Many of the firm’s 800 employees, who range in age from 21 to 83, have the option to work shorter workweeks or flexible hours. Some employees have relocated to an office nearer to home to allow for a shorter commute, or work part time from home. Employees nearing retirement have been permitted to reduce their hours or work as consultants.

“Hiring older workers for our team has been a home run for us as well as for workers about to go into retirement or in retirement,” said Thomas F. Blaney, a partner and director of the firm’s Foundation Services, based in New York. “It’s not about age really. We just want talented people.”

• Silvercup Studios is a family-owned film and television production company in New York where shows like “The Sopranos,” “Girls” and “Sex and the City” have been filmed.

With studios in Long Island City and the Bronx, it employs 49, and more than half are over 50. Two workers recently celebrated their 30th anniversary with Silvercup.

“We didn’t sit around and say, ‘O.K., we are going to have a plan to hire and keep older workers,’” said Gary Kesner, executive vice president for Silvercup. “It is not part of an overall program. It just makes sense for us.”

Hiring people with experience presents distinct advantages. “They’re more settled,” Mr. Kesner said. “There’s more sense of loyalty. And it costs more to bring in new staff than it costs to retain people.”

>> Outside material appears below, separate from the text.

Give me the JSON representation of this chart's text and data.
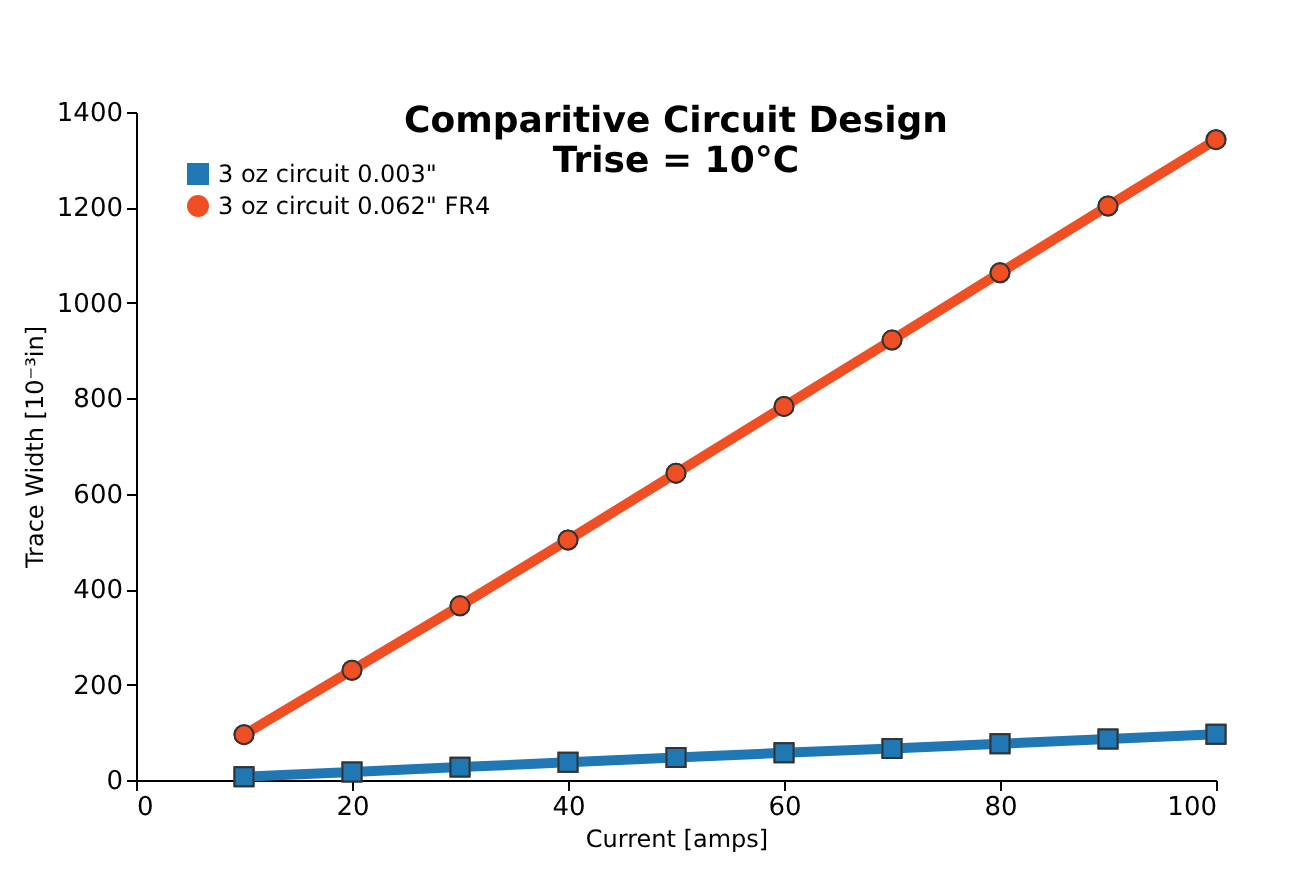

• The furniture maker Steelcase, headquartered in Grand Rapids, Mich., offers workers a phased retirement program with reduced and part-time hours. Facing a large number of retiring boomers, especially in the IT and manufacturing skilled trades departments, the company began a phased retirement plan in 2012.

For the past year and a half, David Rinard, 62, director of environmental special projects, has been transitioning toward retirement.

He started his career at Steelcase in 1979 as an assistant environmental engineer and moved steadily up the ranks to director of global environmental performance, a position he held for 13 years. Today, he calls himself semiretired.

The program has allowed him to spend more time with his wife, who is six years older and retired, while earning an income and not worrying about health care coverage before he is eligible for Medicare at 65, he said. He added, “And my wife actually appreciates the days I’m busy with work.”